Ministry of Industries and Production (MOIP) has proposed 10-15 percent regulatory duty on the import of steel products to protect the local steel industry, ministry sources told Business Recorder. They said that MOIP has decided to provide some incentives to the government owned country''s largest steel producer and after detailed discussions, the ministry has decided to impose regulatory duty on the import of steel products.
They said that duty imposition on the import of steel products was suggested by Pakistan Steel Mills Corporation (PSMC) after the rising losses due to low sales in the domestic market and huge cuts in the steel prices in the world market. They said PSMC officials, at the recently held meeting of steel stakeholders in Islamabad, had demanded 10-15 percent regulatory duty on the import of major steel products to reduce the losses.
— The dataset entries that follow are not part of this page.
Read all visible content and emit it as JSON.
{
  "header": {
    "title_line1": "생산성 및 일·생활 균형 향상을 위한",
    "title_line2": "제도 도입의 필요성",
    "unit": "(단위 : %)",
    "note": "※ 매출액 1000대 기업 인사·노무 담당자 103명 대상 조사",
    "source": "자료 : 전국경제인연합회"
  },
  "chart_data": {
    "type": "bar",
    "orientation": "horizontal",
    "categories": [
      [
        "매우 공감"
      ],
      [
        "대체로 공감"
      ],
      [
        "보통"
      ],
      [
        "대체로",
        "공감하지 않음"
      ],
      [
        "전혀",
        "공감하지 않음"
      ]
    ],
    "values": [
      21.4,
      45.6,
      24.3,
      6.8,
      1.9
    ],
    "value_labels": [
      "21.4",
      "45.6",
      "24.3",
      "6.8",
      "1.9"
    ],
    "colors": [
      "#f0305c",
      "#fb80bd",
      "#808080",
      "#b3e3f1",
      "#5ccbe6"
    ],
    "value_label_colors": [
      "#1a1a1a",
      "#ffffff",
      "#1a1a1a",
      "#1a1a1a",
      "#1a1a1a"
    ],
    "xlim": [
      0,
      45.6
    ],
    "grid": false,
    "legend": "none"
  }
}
The minister of industries Manzoor Ahmed Wattoo had approved the proposal of duty imposition, they said. The sources said that during the meeting the management of Pakistan Steel had informed the participants that economic recession across the globe had forced European Union (EU), USA and India to impose 85 percent, 153 percent and 30 percent multiple duties respectively on steel products to curb dumping of cheap imports and save their local steel industries.
Therefore, some 10-15 percent regulatory duty should be imposed on the import of three major steel products, including Cold Rolled Coals (CRC), Hot Rolled Coals (HRC) and Galvanised Products (GP). The meeting has also decided that MOIP will submit a summary to the ECC proposing 10-15 percent regulatory duty on the import of HRC, CRC and GP.
They said that sales of the country''s largest steel producer have been badly affected due to the depleting price trend in the international market, as PSMC has made contracts of raw materials at higher prices in April 2008 and its products are now more costlier than the international market.
A massive reduction has also been witnessed in the sales of all major steel products of PSMC due to the high prices. However the billet was the single product of PSMC, which was in demand in the domestic market and the mill is still selling billets below the cost to earn revenue.
Earlier, in another move the PSMC had made several attempts to maintain higher Import Trade Price (ITP) for the import of steel products, including CRC, HRC and GP. The sources said Pakistan Steel is also not willing for the reduction in the ITP of secondary steel products as the PS believed that after the reduction in the ITP its sales would further decline causing more financials losses.
Therefore, PSMC has also approached FBR and has written a letter for high ITP on the secondary steel products. In this connection Mueen Aftab Sheikh, Chairman Pakistan Steel, met the chairman FBR in Karachi a few months back. As a result of PSMC efforts, the ITP of imported steel products stand at high level despite the massive reduction in the steel prices in the international market. It may be mentioned here that PSMC has suffered some Rs 13 billion losses during the first nine months (July-March) of the current fiscal year due to sales.